🤖 AI Summary
Traditional deep research systems reduce human-AI interaction to unidirectional capability invocation, leading to error cascades, rigid problem formulation, and poor integration of domain expertise. To address these limitations, we propose the “Interaction-as-Intelligence” paradigm, wherein dynamic, bidirectional human-AI collaboration serves as the core mechanism for intelligent reasoning. Our approach introduces a cognitive supervision framework that enables transparent and controllable AI inference, fine-grained two-way dialogue, and shared cognitive context. We further design three key components: interruptible interaction protocols, real-time feedback-driven dialogue, and behavior-adaptive models—collectively forming a hybrid cognitive architecture. Experiments demonstrate consistent improvements over the strongest baseline: +8.8%–29.2% across six core metrics, and +31.8%–50.0% on complex research tasks. The framework significantly enhances problem evolution capability and domain knowledge integration efficacy.
📝 Abstract
This paper introduces "Interaction as Intelligence" research series, presenting a reconceptualization of human-AI relationships in deep research tasks. Traditional approaches treat interaction merely as an interface for accessing AI capabilities-a conduit between human intent and machine output. We propose that interaction itself constitutes a fundamental dimension of intelligence. As AI systems engage in extended thinking processes for research tasks, meaningful interaction transitions from an optional enhancement to an essential component of effective intelligence. Current deep research systems adopt an "input-wait-output" paradigm where users initiate queries and receive results after black-box processing. This approach leads to error cascade effects, inflexible research boundaries that prevent question refinement during investigation, and missed opportunities for expertise integration. To address these limitations, we introduce Deep Cognition, a system that transforms the human role from giving instructions to cognitive oversight-a mode of engagement where humans guide AI thinking processes through strategic intervention at critical junctures.

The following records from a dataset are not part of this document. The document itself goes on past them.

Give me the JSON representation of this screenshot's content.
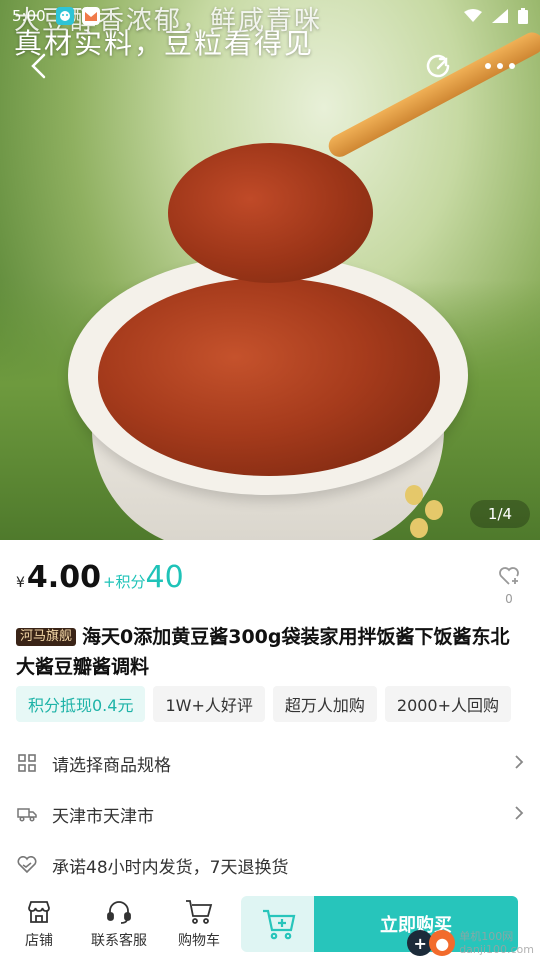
{
  "status": {
    "time": "5:00"
  },
  "hero": {
    "caption_top_faded": "大豆醇香浓郁，鲜咸青咪",
    "caption": "真材实料，豆粒看得见",
    "counter": "1/4"
  },
  "product": {
    "currency": "¥",
    "price": "4.00",
    "points_label": "+积分",
    "points_value": "40",
    "fav_count": "0",
    "store_badge": "河马旗舰",
    "title": "海天0添加黄豆酱300g袋装家用拌饭酱下饭酱东北大酱豆瓣酱调料"
  },
  "tags": [
    "积分抵现0.4元",
    "1W+人好评",
    "超万人加购",
    "2000+人回购"
  ],
  "rows": {
    "spec": "请选择商品规格",
    "address": "天津市天津市",
    "promise": "承诺48小时内发货，7天退换货"
  },
  "bottom": {
    "store": "店铺",
    "service": "联系客服",
    "cart": "购物车",
    "buy_now": "立即购买",
    "watermark_line1": "单机100网",
    "watermark_line2": "danji100.com"
  },
  "colors": {
    "accent": "#27c5bb",
    "accent_text": "#1fc3b8",
    "tag_highlight_bg": "#e7f8f6"
  },
  "icons": [
    "back-icon",
    "share-icon",
    "more-icon",
    "heart-plus-icon",
    "grid-icon",
    "truck-icon",
    "heart-check-icon",
    "store-icon",
    "headset-icon",
    "cart-icon",
    "cart-add-icon"
  ]
}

Deep cognition implements three key innovations: (1)Transparent, controllable, and interruptible interaction that reveals AI reasoning and enables intervention at any point; (2)Fine-grained bidirectional dialogue; and (3)Shared cognitive context where the system observes and adapts to user behaviors without explicit instruction. User evaluation demonstrates that this cognitive oversight paradigm outperforms the strongest baseline across six key metrics: Transparency(+20.0%), Fine-Grained Interaction(+29.2%), Real-Time Intervention(+18.5%), Ease of Collaboration(+27.7%), Results-Worth-Effort(+8.8%), and Interruptibility(+20.7%). Evaluations on challenging research problems show 31.8% to 50.0% points of improvements over deep research systems.